What the hell is this, Mitch? How could we be lost again? We’re using the freaking map. We’re following all the dotted lines. Is that not Rigel? It’s not? Mother of pearl….

Oh, yeah… hi, friends. Having another little problem here with the navigation. Nothing new. We were making the passage from Aldebaran to Orion and Mitch is getting a little confused on which star is which. I keep telling him, you need to follow the arrow back from Mintaka, not forward to Sirius! (I’m like, be serious, and he’s like, Sirius? Are you saying I’m a star? And I’m like…) So, of course, we overshoot Orion’s belt by about a light-year, so we have to double back. Then Mitch gets Betelgeuse confused with Rigel, like he’s looking at the whole freaking constellation upside-down. (Actually, the map was upside-down, so it wasn’t entirely his fault.) And we’re hunting in vain for the third companion (Rigel III) when, of course, there weren’t any orbiting Betelgeuse. (I told him the freaking star was too red, but did he believe me? Huh?)

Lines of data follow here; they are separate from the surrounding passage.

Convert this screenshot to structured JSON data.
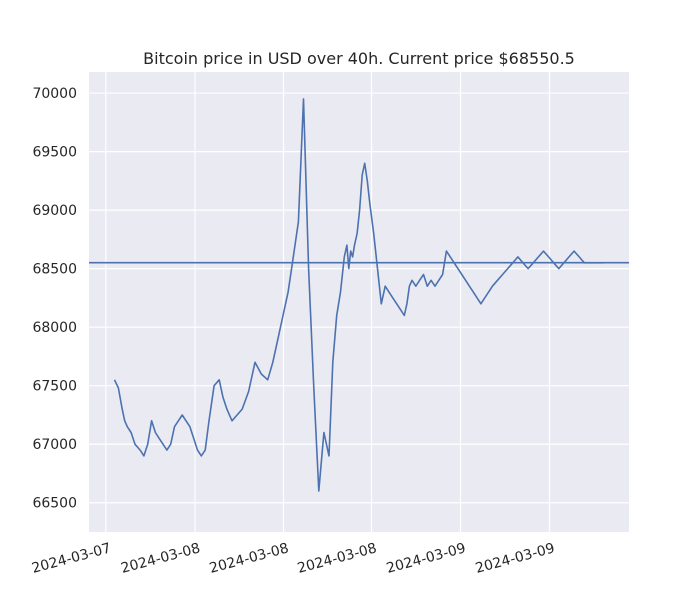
{
  "chart_data": {
    "type": "line",
    "title": "Bitcoin price in USD over 40h. Current price $68550.5",
    "xlabel": "",
    "ylabel": "",
    "grid": true,
    "legend": false,
    "x_tick_labels": [
      "2024-03-07",
      "2024-03-08",
      "2024-03-08",
      "2024-03-08",
      "2024-03-09",
      "2024-03-09"
    ],
    "y_ticks": [
      66500,
      67000,
      67500,
      68000,
      68500,
      69000,
      69500,
      70000
    ],
    "y_tick_labels": [
      "66500",
      "67000",
      "67500",
      "68000",
      "68500",
      "69000",
      "69500",
      "70000"
    ],
    "ylim": [
      66250,
      70180
    ],
    "x_range_hours": [
      -2,
      40.3
    ],
    "reference_line": {
      "value": 68550.5
    },
    "series": [
      {
        "color": "#4c72b0",
        "x_hours": [
          0,
          0.3,
          0.6,
          0.8,
          1,
          1.3,
          1.6,
          2,
          2.3,
          2.6,
          2.9,
          3.2,
          3.5,
          3.8,
          4.1,
          4.4,
          4.7,
          5,
          5.3,
          5.6,
          5.9,
          6.2,
          6.5,
          6.8,
          7.1,
          7.4,
          7.8,
          8.2,
          8.5,
          8.8,
          9.2,
          9.6,
          10,
          10.5,
          11,
          11.5,
          12,
          12.4,
          12.8,
          13.2,
          13.6,
          14,
          14.4,
          14.8,
          15.2,
          15.6,
          16,
          16.4,
          16.8,
          17.1,
          17.4,
          17.7,
          18.0,
          18.2,
          18.35,
          18.5,
          18.65,
          18.8,
          19.0,
          19.2,
          19.4,
          19.6,
          19.8,
          20.0,
          20.3,
          20.6,
          20.9,
          21.2,
          21.5,
          21.8,
          22.1,
          22.4,
          22.7,
          22.9,
          23.1,
          23.3,
          23.6,
          23.9,
          24.2,
          24.5,
          24.8,
          25.1,
          25.4,
          25.7,
          26.0,
          26.3,
          26.6,
          26.9,
          27.2,
          27.5,
          27.8,
          28.1,
          28.4,
          28.7,
          29.0,
          29.3,
          29.6,
          30.0,
          30.4,
          30.8,
          31.2,
          31.6,
          32.0,
          32.4,
          32.8,
          33.2,
          33.6,
          34.0,
          34.4,
          34.8,
          35.2,
          35.6,
          36.0,
          36.4,
          36.8,
          37.2,
          37.6,
          38.0,
          38.3
        ],
        "values": [
          67550,
          67480,
          67300,
          67200,
          67150,
          67100,
          67000,
          66950,
          66900,
          67000,
          67200,
          67100,
          67050,
          67000,
          66950,
          67000,
          67150,
          67200,
          67250,
          67200,
          67150,
          67050,
          66950,
          66900,
          66950,
          67200,
          67500,
          67550,
          67400,
          67300,
          67200,
          67250,
          67300,
          67450,
          67700,
          67600,
          67550,
          67700,
          67900,
          68100,
          68300,
          68600,
          68900,
          69950,
          68500,
          67500,
          66600,
          67100,
          66900,
          67700,
          68100,
          68300,
          68600,
          68700,
          68500,
          68650,
          68600,
          68700,
          68800,
          69000,
          69300,
          69400,
          69250,
          69050,
          68800,
          68500,
          68200,
          68350,
          68300,
          68250,
          68200,
          68150,
          68100,
          68200,
          68350,
          68400,
          68350,
          68400,
          68450,
          68350,
          68400,
          68350,
          68400,
          68450,
          68650,
          68600,
          68550,
          68500,
          68450,
          68400,
          68350,
          68300,
          68250,
          68200,
          68250,
          68300,
          68350,
          68400,
          68450,
          68500,
          68550,
          68600,
          68550,
          68500,
          68550,
          68600,
          68650,
          68600,
          68550,
          68500,
          68550,
          68600,
          68650,
          68600,
          68550,
          68550,
          68550,
          68550,
          68550
        ]
      }
    ]
  }
}
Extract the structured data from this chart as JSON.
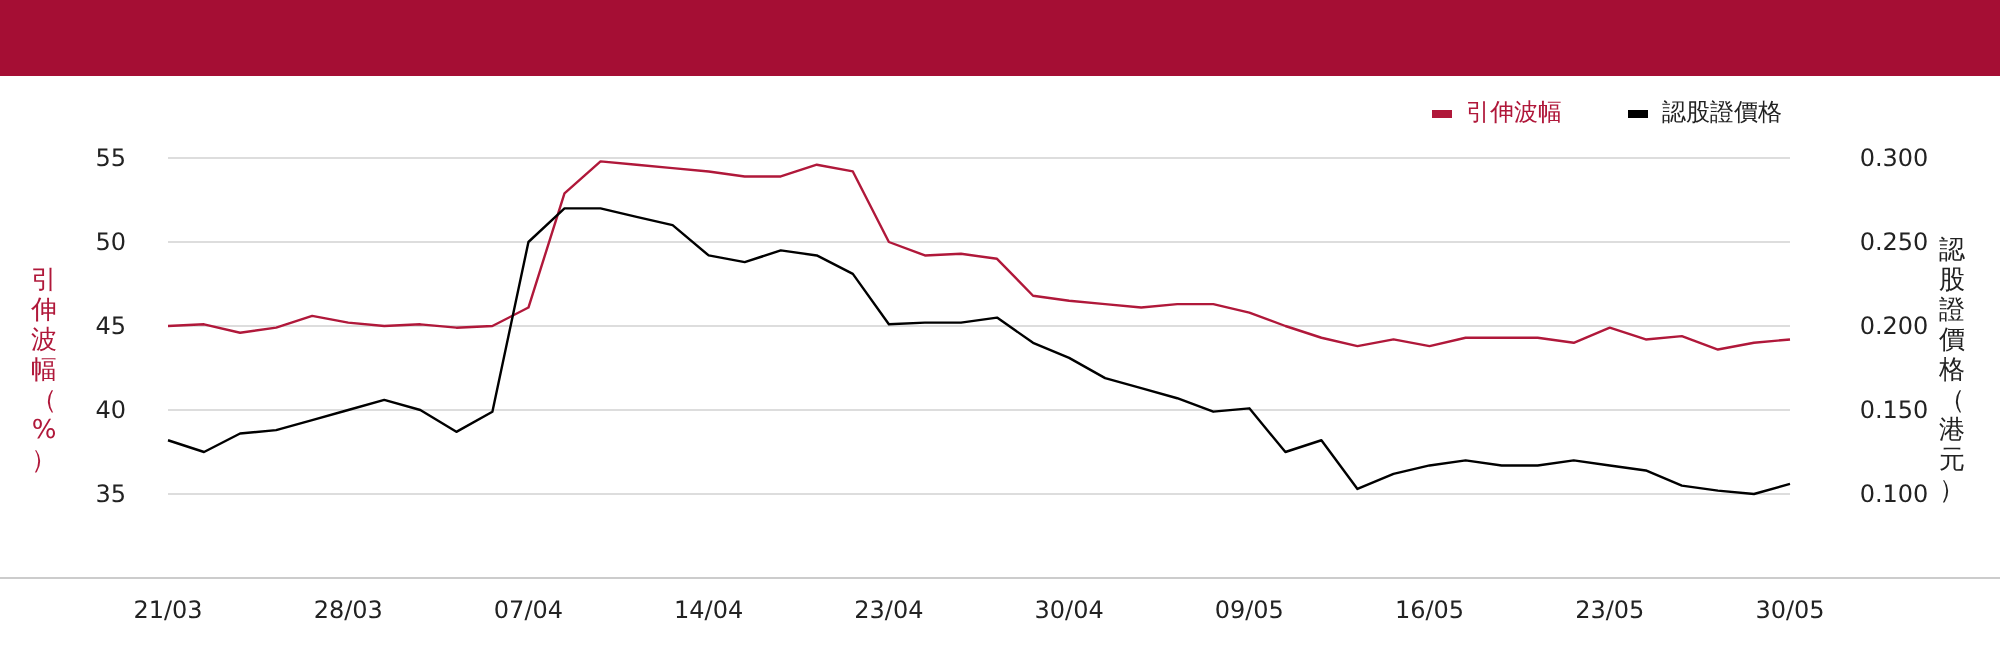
{
  "chart_data": {
    "type": "line",
    "categories": [
      "21/03",
      null,
      null,
      null,
      null,
      "28/03",
      null,
      null,
      null,
      null,
      "07/04",
      null,
      null,
      null,
      null,
      "14/04",
      null,
      null,
      null,
      null,
      "23/04",
      null,
      null,
      null,
      null,
      "30/04",
      null,
      null,
      null,
      null,
      "09/05",
      null,
      null,
      null,
      null,
      "16/05",
      null,
      null,
      null,
      null,
      "23/05",
      null,
      null,
      null,
      null,
      "30/05"
    ],
    "series": [
      {
        "name": "引伸波幅",
        "color": "#b0183a",
        "values": [
          45.0,
          45.1,
          44.6,
          44.9,
          45.6,
          45.2,
          45.0,
          45.1,
          44.9,
          45.0,
          46.1,
          52.9,
          54.8,
          54.6,
          54.4,
          54.2,
          53.9,
          53.9,
          54.6,
          54.2,
          50.0,
          49.2,
          49.3,
          49.0,
          46.8,
          46.5,
          46.3,
          46.1,
          46.3,
          46.3,
          45.8,
          45.0,
          44.3,
          43.8,
          44.2,
          43.8,
          44.3,
          44.3,
          44.3,
          44.0,
          44.9,
          44.2,
          44.4,
          43.6,
          44.0,
          44.2
        ]
      },
      {
        "name": "認股證價格",
        "color": "#000000",
        "axis": "y2",
        "values": [
          0.132,
          0.125,
          0.136,
          0.138,
          0.144,
          0.15,
          0.156,
          0.15,
          0.137,
          0.149,
          0.25,
          0.27,
          0.27,
          0.265,
          0.26,
          0.242,
          0.238,
          0.245,
          0.242,
          0.231,
          0.201,
          0.202,
          0.202,
          0.205,
          0.19,
          0.181,
          0.169,
          0.163,
          0.157,
          0.149,
          0.151,
          0.125,
          0.132,
          0.103,
          0.112,
          0.117,
          0.12,
          0.117,
          0.117,
          0.12,
          0.117,
          0.114,
          0.105,
          0.102,
          0.1,
          0.106
        ]
      }
    ],
    "ylabel": "引伸波幅（%）",
    "y2label": "認股證價格（港元）",
    "ylim": [
      30,
      55
    ],
    "yticks": [
      35,
      40,
      45,
      50,
      55
    ],
    "y2lim": [
      0.05,
      0.3
    ],
    "y2ticks": [
      {
        "value": 0.1,
        "label": "0.100"
      },
      {
        "value": 0.15,
        "label": "0.150"
      },
      {
        "value": 0.2,
        "label": "0.200"
      },
      {
        "value": 0.25,
        "label": "0.250"
      },
      {
        "value": 0.3,
        "label": "0.300"
      }
    ],
    "grid": "y",
    "legend": "top right",
    "marker": "none",
    "line_style": "solid"
  }
}
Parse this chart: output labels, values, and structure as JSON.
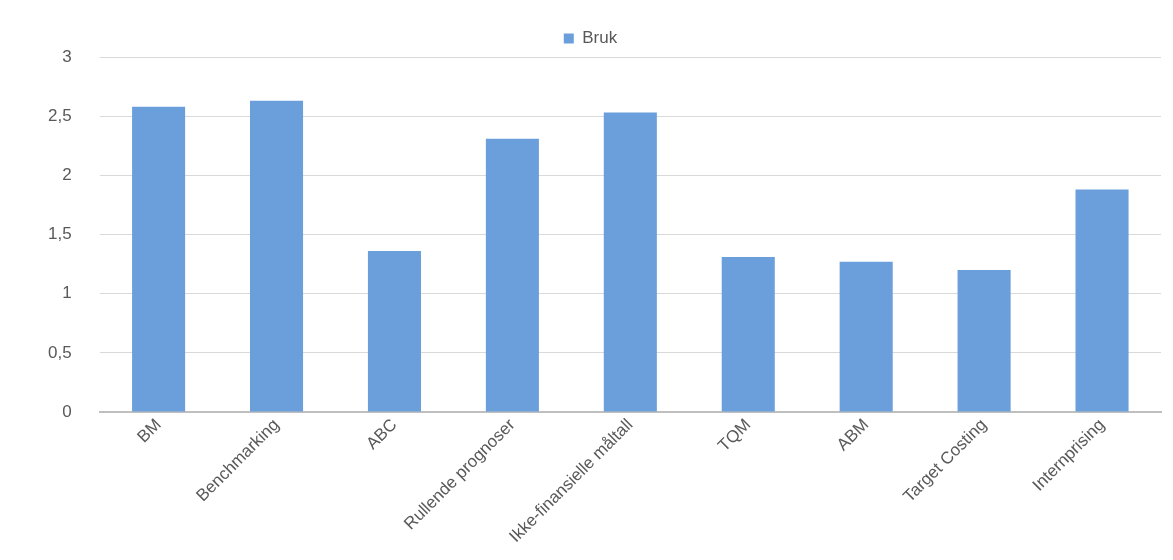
{
  "chart_data": {
    "type": "bar",
    "categories": [
      "BM",
      "Benchmarking",
      "ABC",
      "Rullende prognoser",
      "Ikke-finansielle måltall",
      "TQM",
      "ABM",
      "Target Costing",
      "Internprising"
    ],
    "series": [
      {
        "name": "Bruk",
        "color": "#6a9fdc",
        "values": [
          2.58,
          2.63,
          1.36,
          2.31,
          2.53,
          1.31,
          1.27,
          1.2,
          1.88
        ]
      }
    ],
    "ylim": [
      0,
      3
    ],
    "yticks": [
      0,
      {
        "value": 0.5,
        "label": "0,5"
      },
      1,
      {
        "value": 1.5,
        "label": "1,5"
      },
      2,
      {
        "value": 2.5,
        "label": "2,5"
      },
      3
    ],
    "grid": "y",
    "legend": "top"
  }
}
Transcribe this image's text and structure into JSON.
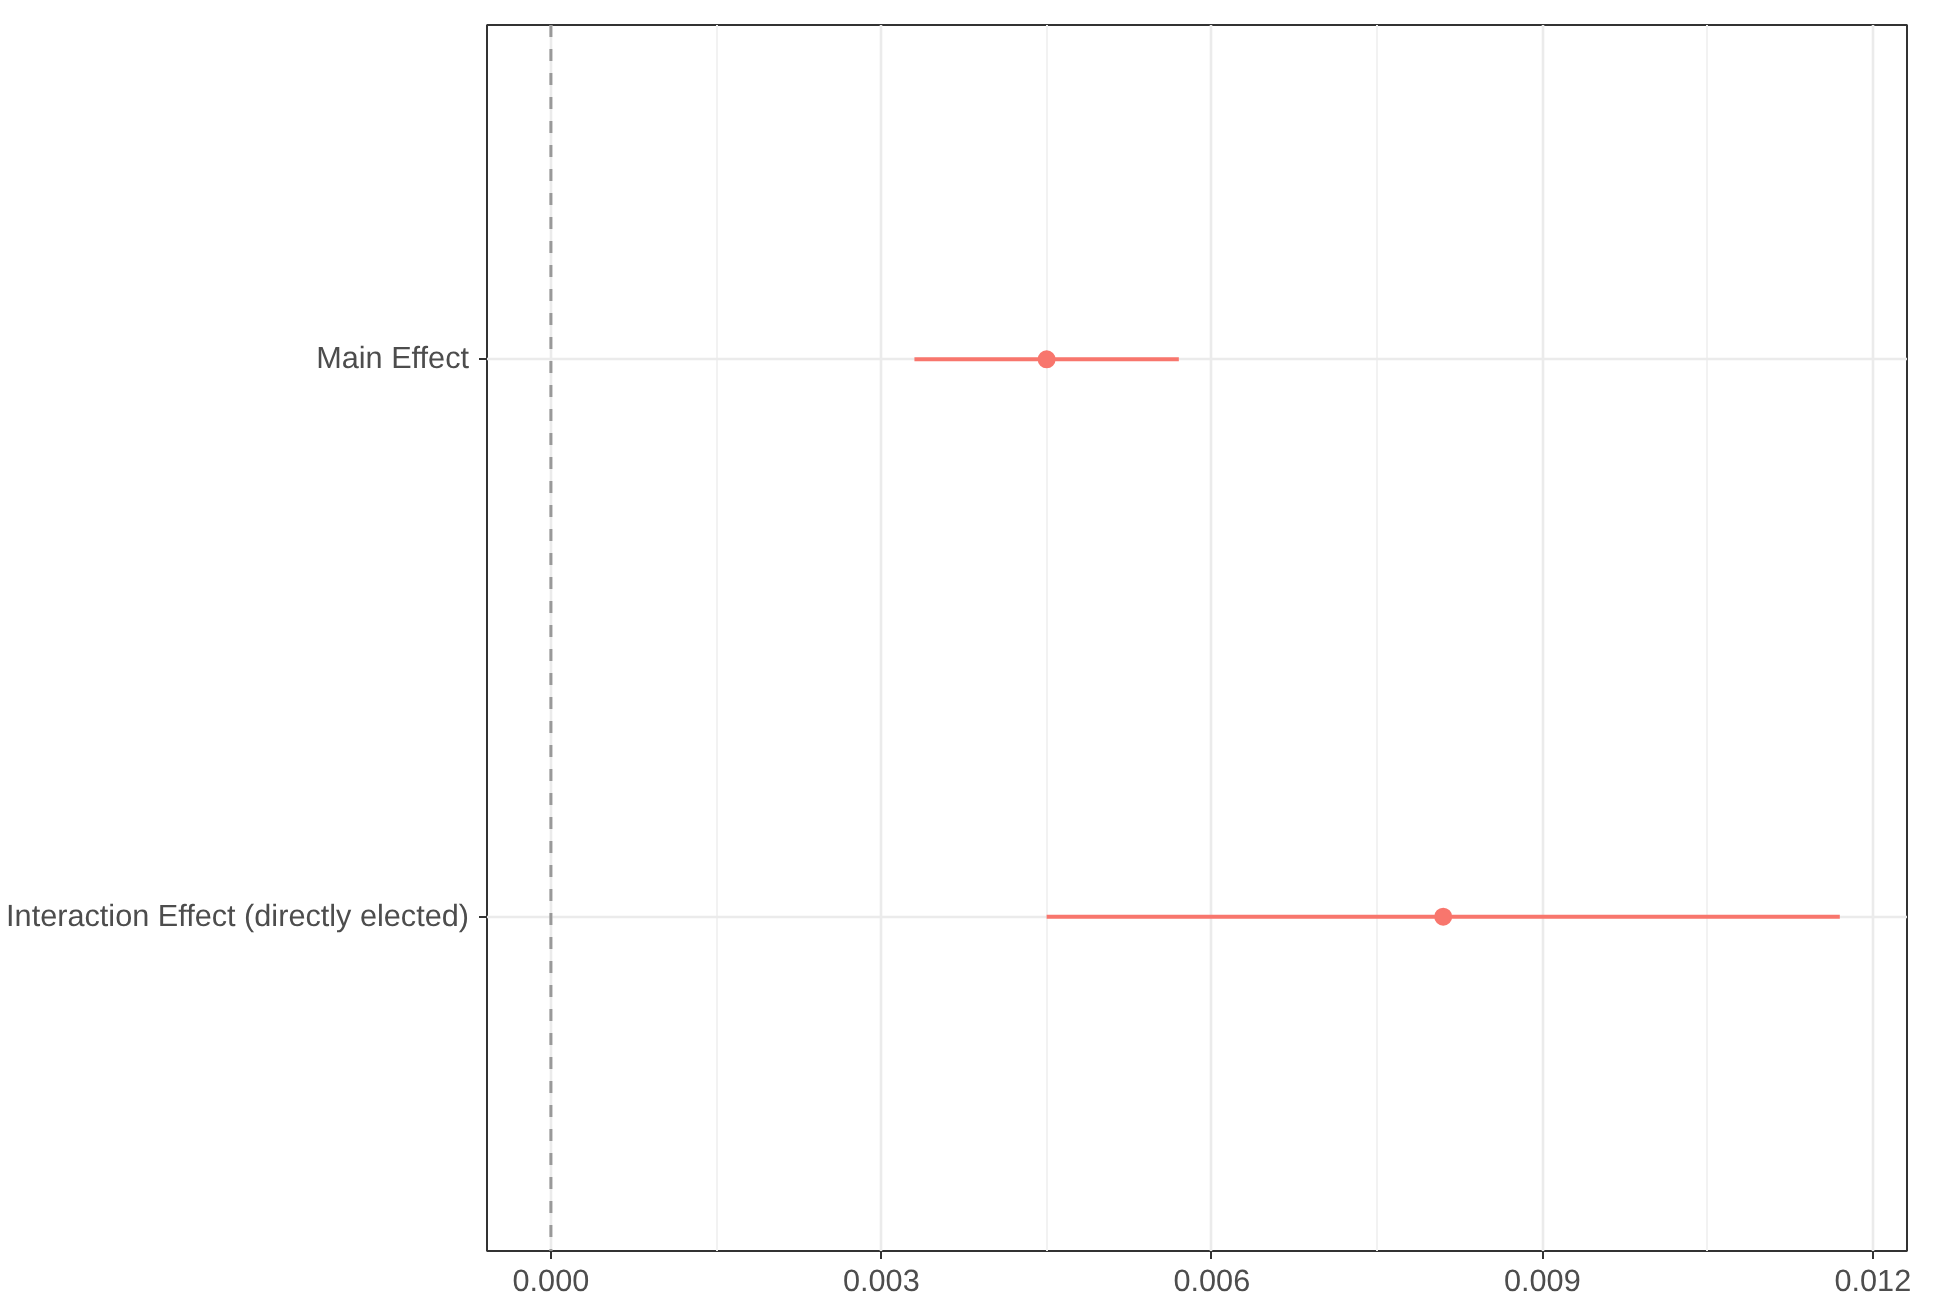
{
  "chart_data": {
    "type": "scatter",
    "orientation": "horizontal",
    "categories": [
      "Main Effect",
      "Interaction Effect (directly elected)"
    ],
    "values": [
      0.0045,
      0.0081
    ],
    "errors": [
      [
        0.0033,
        0.0057
      ],
      [
        0.0045,
        0.0117
      ]
    ],
    "color": "#f8766d",
    "xlim": [
      -0.00058,
      0.01231
    ],
    "xticks": [
      {
        "value": 0,
        "label": "0.000"
      },
      {
        "value": 0.003,
        "label": "0.003"
      },
      {
        "value": 0.006,
        "label": "0.006"
      },
      {
        "value": 0.009,
        "label": "0.009"
      },
      {
        "value": 0.012,
        "label": "0.012"
      }
    ],
    "ref_lines": [
      {
        "axis": "x",
        "value": 0,
        "color": "#999999",
        "line_style": "dashed"
      }
    ],
    "grid": true,
    "marker": "circle"
  }
}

See, the problem is, our first gig was on that third Rigel companion (also known as “planet” in common parlance). We were running late, owing to our antiquated second-hand transportation, and the Betelgeuse diversion (hmmm… sounds like a blockbuster film starring, I don’t know, Doug Woodstock) cost us precious hours of bobbing pointlessly in space, listening to tuneless whistling emanating from Marvin (my personal robot assistant), who has taken to heart the acknowledgement we afforded him in the liner notes of our new album, International House, as recognition for the minor role he played in its creation. (Woof… what a sentence!) It seems Marvin fancies himself a jazz whistler now, on the order of Maine’s legendary Brad Terry, be-bop whistler and clarinetist (not in that order)… except that Marvin’s whistle sounds more like quitting time at the paper mill. (As I heard Taj Mahal say once in response to audience participation, “Strong… but wrong.”)

Okay, so we spent a couple of days cooped up with the interstellar version of Captain “Wrongway” Peachfuzz and a tone-deaf robot with delusions of grandeur. Kind of a morale-killer, frankly. So by the time we spotted the bleak horizon of Rigel III, we weren’t in much of a mood for performing. Still – we’re troopers, okay? Never let it be said that Big Green isn’t professional enough to overcome a little hardship and put on a good show. (Never let it be said… even if it IS true.) Lord, no… we slammed that crowd with rousing versions of cuts from the new album, as well as old favorites from 2000 Years To Christmas, such as Holiday, Pagan Christmas, and Merry Christmas, Tarzan. Damnedest thing – these folks have heard this stuff! They must get PaganFM! out here! Then we played singing saw solo, blew off some M80s, and set the atmosphere on fire. What fun.

Right, well… if we had done that last bit, we certainly wouldn’t be invited back. Even the M80s would get us in trouble on Rigel III. But it hardly matters – so long as Mitch is driving, we’ll never find our way back there anyway.